What emerged was a novel about the flex of memory as we try to evolve versions of the past that we can live with in the present. About the opiate power of places and the way that buildings have memories too. And it is undeniable that one of the emotions I felt while wandering the derelict wards was that of nostalgia. A longing such as one might feel in any post-human landscape, for the processes that used to hold sway in places like these. For great systems, built to do good, which had expired. The sight of a nurse’s handwritten sign demanding that litter be properly disposed of, still clinging to a rotten door; an overturned medicine trolley carpeted with moss; a patient’s graffiti peeling off the wall of the telephone kiosk: all these things made me feel a sense of loss and longing. They were also profoundly strange. And I submit that this oscillation, this flickering between strangeness and recognition – the maintenance of fascination by never letting one state prevail over the other – is a quintessentially literary effect.
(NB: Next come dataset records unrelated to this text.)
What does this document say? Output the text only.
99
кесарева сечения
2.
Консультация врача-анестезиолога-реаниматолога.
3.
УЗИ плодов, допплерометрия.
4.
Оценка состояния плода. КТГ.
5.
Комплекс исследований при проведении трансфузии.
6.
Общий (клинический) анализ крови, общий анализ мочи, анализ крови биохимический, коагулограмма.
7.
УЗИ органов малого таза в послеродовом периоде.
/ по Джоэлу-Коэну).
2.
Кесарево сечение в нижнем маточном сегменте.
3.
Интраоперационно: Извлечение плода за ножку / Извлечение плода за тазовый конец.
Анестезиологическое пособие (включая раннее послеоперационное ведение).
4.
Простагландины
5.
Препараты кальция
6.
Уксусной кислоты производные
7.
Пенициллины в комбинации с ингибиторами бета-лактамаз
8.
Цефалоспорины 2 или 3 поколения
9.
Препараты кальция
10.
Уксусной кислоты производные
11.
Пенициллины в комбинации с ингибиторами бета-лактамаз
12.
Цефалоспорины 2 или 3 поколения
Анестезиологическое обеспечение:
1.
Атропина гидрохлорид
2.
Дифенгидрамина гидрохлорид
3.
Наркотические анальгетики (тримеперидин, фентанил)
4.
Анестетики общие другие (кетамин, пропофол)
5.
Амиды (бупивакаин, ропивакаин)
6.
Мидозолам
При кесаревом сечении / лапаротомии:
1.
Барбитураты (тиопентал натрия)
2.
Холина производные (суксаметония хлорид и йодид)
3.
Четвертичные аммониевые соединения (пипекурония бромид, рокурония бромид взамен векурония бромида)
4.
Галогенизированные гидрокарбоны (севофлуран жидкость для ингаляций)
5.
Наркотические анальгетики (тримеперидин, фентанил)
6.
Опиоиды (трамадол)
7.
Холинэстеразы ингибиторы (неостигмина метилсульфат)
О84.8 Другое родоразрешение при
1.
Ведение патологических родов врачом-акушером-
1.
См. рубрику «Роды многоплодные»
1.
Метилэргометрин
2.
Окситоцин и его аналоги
Ruin Lust is nostalgia too, be it expressed in paintings of Tintern Abbey and Pompeii or in the activities of modern urban explorers who crave Chernobyl and Detroit. But it’s simplistic to explain away such desire by saying that rupture begets pain which makes us yearn for what was before. Otherwise we would only yearn for the time before the change and not seek so constantly to revisit the change itself. Is it too much to argue that Dickens’s obsessions with orphans and debt and poverty, or JG Ballard’s inability to stop revisiting empty swimming pools and crashed planes, stem from a version of nostalgia? Is it too much to suggest that the horror we feel at the sight of the skewed Statue Of Liberty beached in the surf at the end of Planet Of The Apes is a dangerously concentrated dose of nostalgia too?
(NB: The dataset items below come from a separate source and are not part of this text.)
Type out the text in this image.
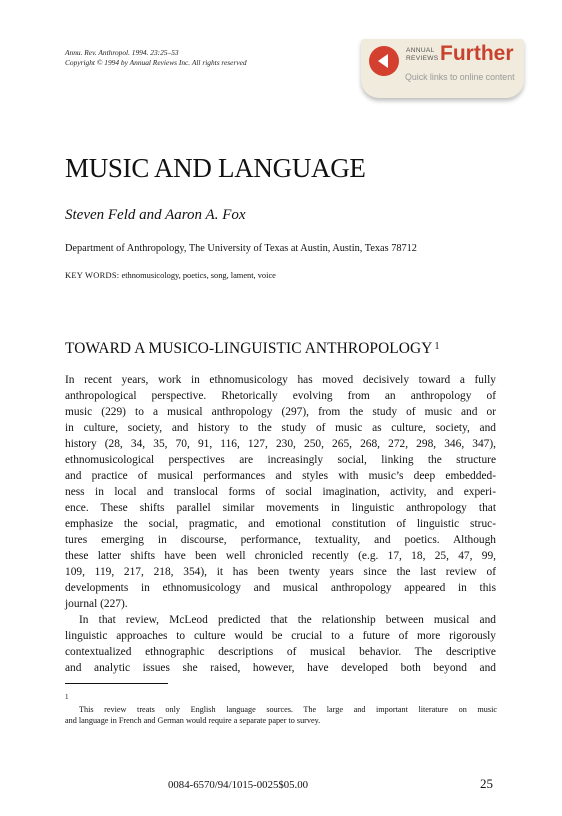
Annu. Rev. Anthropol. 1994. 23:25–53
Copyright © 1994 by Annual Reviews Inc. All rights reserved
ANNUAL
REVIEWS Further
Quick links to online content
MUSIC AND LANGUAGE
Steven Feld and Aaron A. Fox
Department of Anthropology, The University of Texas at Austin, Austin, Texas 78712
KEY WORDS: ethnomusicology, poetics, song, lament, voice
TOWARD A MUSICO-LINGUISTIC ANTHROPOLOGY $^1$
In recent years, work in ethnomusicology has moved decisively toward a fully
anthropological perspective. Rhetorically evolving from an anthropology of
music (229) to a musical anthropology (297), from the study of music and or
in culture, society, and history to the study of music as culture, society, and
history (28, 34, 35, 70, 91, 116, 127, 230, 250, 265, 268, 272, 298, 346, 347),
ethnomusicological perspectives are increasingly social, linking the structure
and practice of musical performances and styles with music’s deep embedded-
ness in local and translocal forms of social imagination, activity, and experi-
ence. These shifts parallel similar movements in linguistic anthropology that
emphasize the social, pragmatic, and emotional constitution of linguistic struc-
tures emerging in discourse, performance, textuality, and poetics. Although
these latter shifts have been well chronicled recently (e.g. 17, 18, 25, 47, 99,
109, 119, 217, 218, 354), it has been twenty years since the last review of
developments in ethnomusicology and musical anthropology appeared in this
journal (227).
In that review, McLeod predicted that the relationship between musical and
linguistic approaches to culture would be crucial to a future of more rigorously
contextualized ethnographic descriptions of musical behavior. The descriptive
and analytic issues she raised, however, have developed both beyond and
1
This review treats only English language sources. The large and important literature on music
and language in French and German would require a separate paper to survey.
0084-6570/94/1015-0025$05.00	25
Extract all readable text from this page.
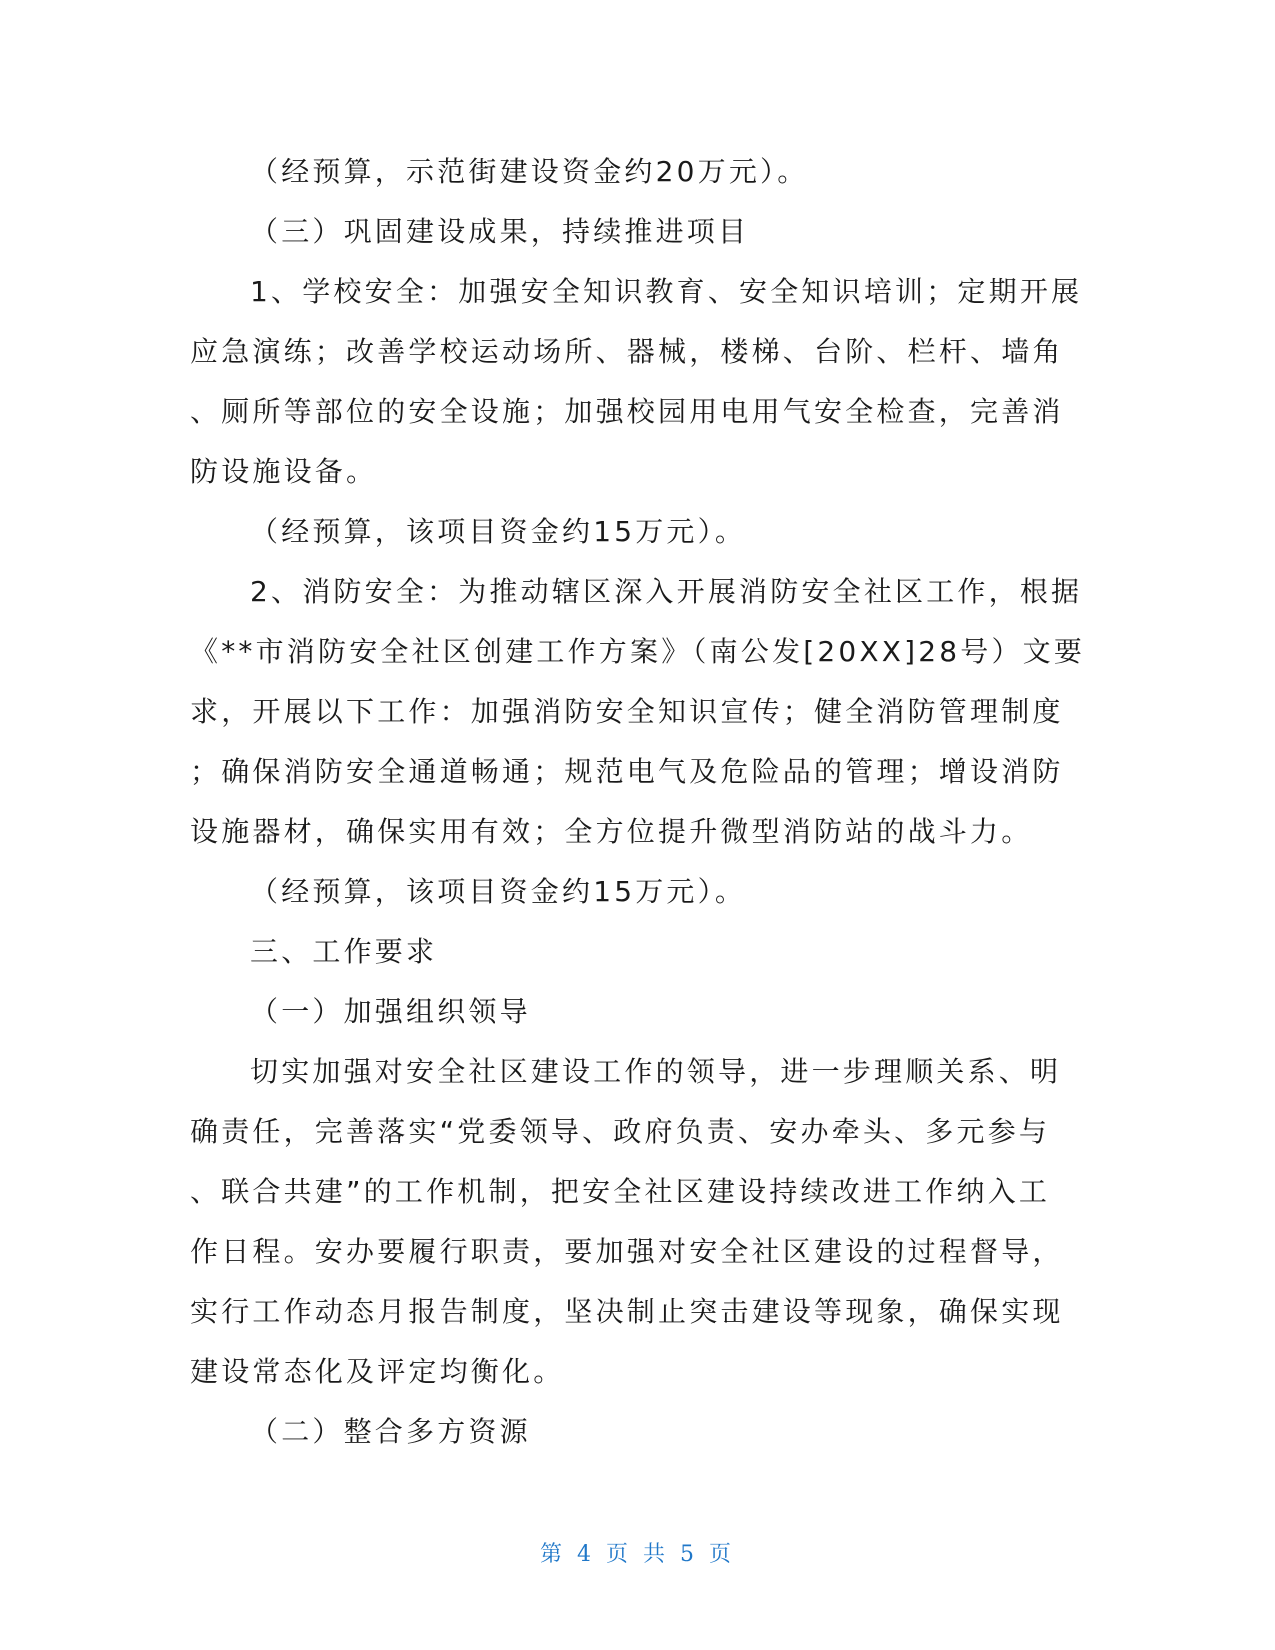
（经预算，示范街建设资金约20万元）。

（三）巩固建设成果，持续推进项目

1、学校安全：加强安全知识教育、安全知识培训；定期开展
应急演练；改善学校运动场所、器械，楼梯、台阶、栏杆、墙角
、厕所等部位的安全设施；加强校园用电用气安全检查，完善消
防设施设备。

（经预算，该项目资金约15万元）。

2、消防安全：为推动辖区深入开展消防安全社区工作，根据
《**市消防安全社区创建工作方案》（南公发[20XX]28号）文要
求，开展以下工作：加强消防安全知识宣传；健全消防管理制度
；确保消防安全通道畅通；规范电气及危险品的管理；增设消防
设施器材，确保实用有效；全方位提升微型消防站的战斗力。

（经预算，该项目资金约15万元）。

三、工作要求

（一）加强组织领导

切实加强对安全社区建设工作的领导，进一步理顺关系、明
确责任，完善落实“党委领导、政府负责、安办牵头、多元参与
、联合共建”的工作机制，把安全社区建设持续改进工作纳入工
作日程。安办要履行职责，要加强对安全社区建设的过程督导，
实行工作动态月报告制度，坚决制止突击建设等现象，确保实现
建设常态化及评定均衡化。

（二）整合多方资源

第 4 页 共 5 页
One of the greatest luxuries of being able to write for a living is that it allows us to believe that life has meaning. Life has a way of rejecting the order and wonder we find in fiction, which only makes us desire them more ardently. For all the time and distance that divides them, the question asked by the authors I have mentioned seems to me to be the same: can you inhabit that state of doubleness – of oscillation? The best of them understand that reconciliation is not an option. That only by maintaining the tensile energy generated by the opposing forces of what we experience and what we can imagine can we create something truly alive.